= David Clements (lawyer) =

Former professor of the New Mexico State University

David Clements is a former American lawyer and a former assistant professor at New Mexico State University. He is known for his advocacy of election conspiracy theories in the United States.

==Career==
David Clements was a district attorney before starting a tenure-track faculty position as an assistant professor at New Mexico State University in the department of finance. He had previously run for state senate in New Mexico unsuccessfully in 2014. Following his loss, Clements claimed that his primary opponent Allen Weh had hacked his email account; in turn, Weh initiated a lawsuit against Clements for defamation.

===Election denialism===

In 2021, Clements became an advocate for auditing the 2020 US presidential election. He was described by The Washington Post as a "self-appointed election fraud evangelist", and has advocated for methods of perpetuating election interference in future presidential elections. In October 2021, he was terminated from his position at New Mexico State University due to his refusal to abide by the university's medical safety requirements during the COVID-19 pandemic in the United States.

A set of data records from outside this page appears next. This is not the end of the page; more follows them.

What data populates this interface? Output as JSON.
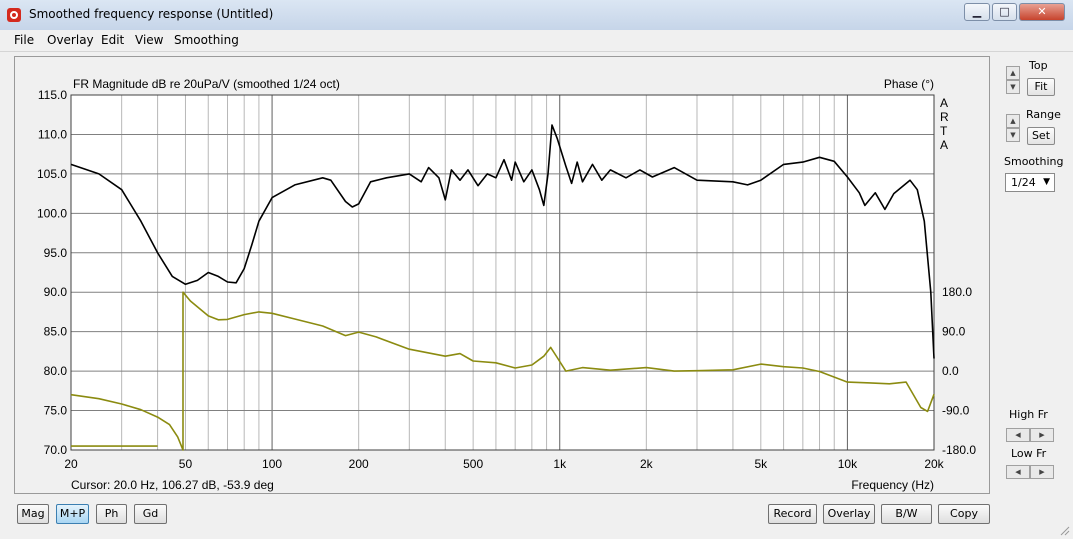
{
  "window": {
    "title": "Smoothed frequency response (Untitled)"
  },
  "menu": [
    "File",
    "Overlay",
    "Edit",
    "View",
    "Smoothing"
  ],
  "plot": {
    "title": "FR Magnitude dB re 20uPa/V (smoothed 1/24 oct)",
    "phase_title": "Phase (°)",
    "watermark": [
      "A",
      "R",
      "T",
      "A"
    ],
    "cursor_text": "Cursor: 20.0 Hz, 106.27 dB, -53.9 deg",
    "xlabel": "Frequency (Hz)"
  },
  "chart_data": {
    "type": "line",
    "x_scale": "log",
    "xlim": [
      20,
      20000
    ],
    "ylim": [
      70,
      115
    ],
    "y2lim": [
      -180,
      180
    ],
    "x_tick_labels": [
      "20",
      "50",
      "100",
      "200",
      "500",
      "1k",
      "2k",
      "5k",
      "10k",
      "20k"
    ],
    "x_tick_values": [
      20,
      50,
      100,
      200,
      500,
      1000,
      2000,
      5000,
      10000,
      20000
    ],
    "y_tick_labels": [
      "115.0",
      "110.0",
      "105.0",
      "100.0",
      "95.0",
      "90.0",
      "85.0",
      "80.0",
      "75.0",
      "70.0"
    ],
    "y_tick_values": [
      115,
      110,
      105,
      100,
      95,
      90,
      85,
      80,
      75,
      70
    ],
    "y2_tick_labels": [
      "180.0",
      "90.0",
      "0.0",
      "-90.0",
      "-180.0"
    ],
    "y2_tick_values": [
      180,
      90,
      0,
      -90,
      -180
    ],
    "grid": true,
    "series": [
      {
        "color": "#000000",
        "axis": "y",
        "points": [
          [
            20,
            106.2
          ],
          [
            25,
            105
          ],
          [
            30,
            103
          ],
          [
            35,
            99
          ],
          [
            40,
            95
          ],
          [
            45,
            92
          ],
          [
            50,
            91
          ],
          [
            55,
            91.5
          ],
          [
            60,
            92.5
          ],
          [
            65,
            92
          ],
          [
            70,
            91.3
          ],
          [
            75,
            91.2
          ],
          [
            80,
            93
          ],
          [
            85,
            96
          ],
          [
            90,
            99
          ],
          [
            100,
            102
          ],
          [
            120,
            103.6
          ],
          [
            150,
            104.5
          ],
          [
            160,
            104.2
          ],
          [
            180,
            101.5
          ],
          [
            190,
            100.8
          ],
          [
            200,
            101.2
          ],
          [
            220,
            104
          ],
          [
            250,
            104.5
          ],
          [
            300,
            105
          ],
          [
            330,
            104
          ],
          [
            350,
            105.8
          ],
          [
            380,
            104.5
          ],
          [
            400,
            101.7
          ],
          [
            420,
            105.5
          ],
          [
            450,
            104.2
          ],
          [
            480,
            105.5
          ],
          [
            520,
            103.5
          ],
          [
            560,
            105
          ],
          [
            600,
            104.5
          ],
          [
            640,
            106.8
          ],
          [
            680,
            104.2
          ],
          [
            700,
            106.5
          ],
          [
            750,
            104
          ],
          [
            800,
            105.5
          ],
          [
            850,
            103
          ],
          [
            880,
            101
          ],
          [
            910,
            105
          ],
          [
            940,
            111.2
          ],
          [
            980,
            109.5
          ],
          [
            1050,
            106
          ],
          [
            1100,
            103.8
          ],
          [
            1150,
            106.5
          ],
          [
            1200,
            104
          ],
          [
            1300,
            106.2
          ],
          [
            1400,
            104.2
          ],
          [
            1500,
            105.5
          ],
          [
            1700,
            104.5
          ],
          [
            1900,
            105.5
          ],
          [
            2100,
            104.6
          ],
          [
            2500,
            105.8
          ],
          [
            3000,
            104.2
          ],
          [
            4000,
            104
          ],
          [
            4500,
            103.6
          ],
          [
            5000,
            104.2
          ],
          [
            6000,
            106.2
          ],
          [
            7000,
            106.5
          ],
          [
            8000,
            107.1
          ],
          [
            9000,
            106.6
          ],
          [
            10000,
            104.6
          ],
          [
            11000,
            102.6
          ],
          [
            11500,
            101
          ],
          [
            12500,
            102.6
          ],
          [
            13500,
            100.5
          ],
          [
            14500,
            102.5
          ],
          [
            16500,
            104.2
          ],
          [
            17500,
            103
          ],
          [
            18500,
            99
          ],
          [
            19500,
            90
          ],
          [
            20000,
            81.6
          ]
        ]
      },
      {
        "color": "#8b8b10",
        "axis": "y2",
        "points": [
          [
            20,
            -53.9
          ],
          [
            25,
            -63
          ],
          [
            30,
            -75
          ],
          [
            35,
            -88
          ],
          [
            40,
            -105
          ],
          [
            44,
            -122
          ],
          [
            47,
            -150
          ],
          [
            49,
            -180
          ],
          [
            49,
            180
          ],
          [
            52,
            160
          ],
          [
            60,
            126
          ],
          [
            65,
            117
          ],
          [
            70,
            118
          ],
          [
            80,
            129
          ],
          [
            90,
            135
          ],
          [
            100,
            132
          ],
          [
            120,
            119
          ],
          [
            150,
            103
          ],
          [
            180,
            81
          ],
          [
            200,
            89
          ],
          [
            230,
            78
          ],
          [
            300,
            50
          ],
          [
            400,
            34
          ],
          [
            450,
            40
          ],
          [
            500,
            23
          ],
          [
            600,
            19
          ],
          [
            700,
            7
          ],
          [
            800,
            14
          ],
          [
            880,
            34
          ],
          [
            930,
            54
          ],
          [
            980,
            31
          ],
          [
            1050,
            0
          ],
          [
            1200,
            8
          ],
          [
            1500,
            2
          ],
          [
            2000,
            8
          ],
          [
            2500,
            0
          ],
          [
            3000,
            1
          ],
          [
            4000,
            3
          ],
          [
            5000,
            16
          ],
          [
            6000,
            10
          ],
          [
            7000,
            7
          ],
          [
            8000,
            -1
          ],
          [
            10000,
            -25
          ],
          [
            12000,
            -27
          ],
          [
            14000,
            -29
          ],
          [
            16000,
            -25
          ],
          [
            18000,
            -83
          ],
          [
            19000,
            -92
          ],
          [
            20000,
            -53
          ]
        ]
      },
      {
        "color": "#8b8b10",
        "axis": "y2",
        "points": [
          [
            20,
            -171
          ],
          [
            40,
            -171
          ]
        ]
      }
    ]
  },
  "side": {
    "top_label": "Top",
    "fit_label": "Fit",
    "range_label": "Range",
    "set_label": "Set",
    "smoothing_label": "Smoothing",
    "smoothing_value": "1/24",
    "highfr_label": "High Fr",
    "lowfr_label": "Low Fr"
  },
  "bottom": {
    "mag": "Mag",
    "mp": "M+P",
    "ph": "Ph",
    "gd": "Gd",
    "record": "Record",
    "overlay": "Overlay",
    "bw": "B/W",
    "copy": "Copy"
  }
}
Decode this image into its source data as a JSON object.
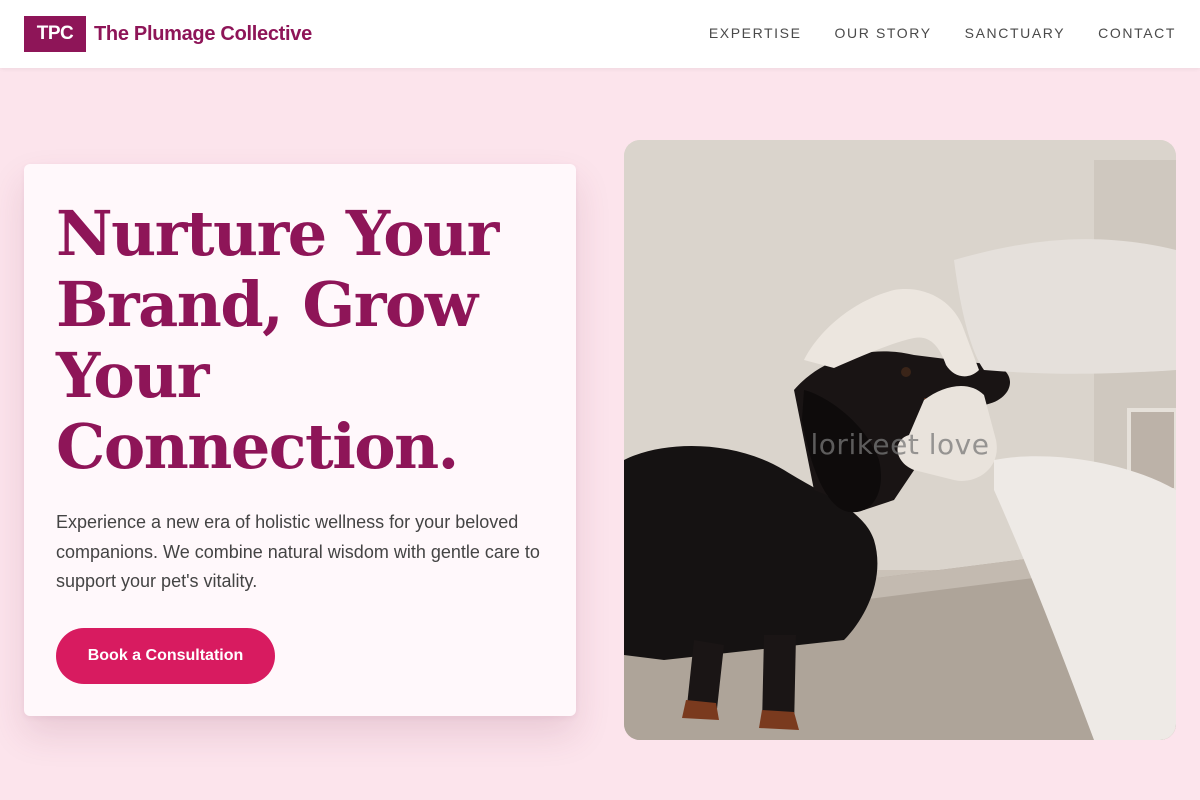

After this, he started traveling the US to provide speeches revolving around the conspiracy theory that elections in the United States had been compromised. These included events sponsored by election denialist Mike Lindell.

==Personal life==
Clements is married to his wife Erin, who has helped her husband in efforts to publicize alleged election fraud which they believe to have occurred during the 2020 presidential election in the United States.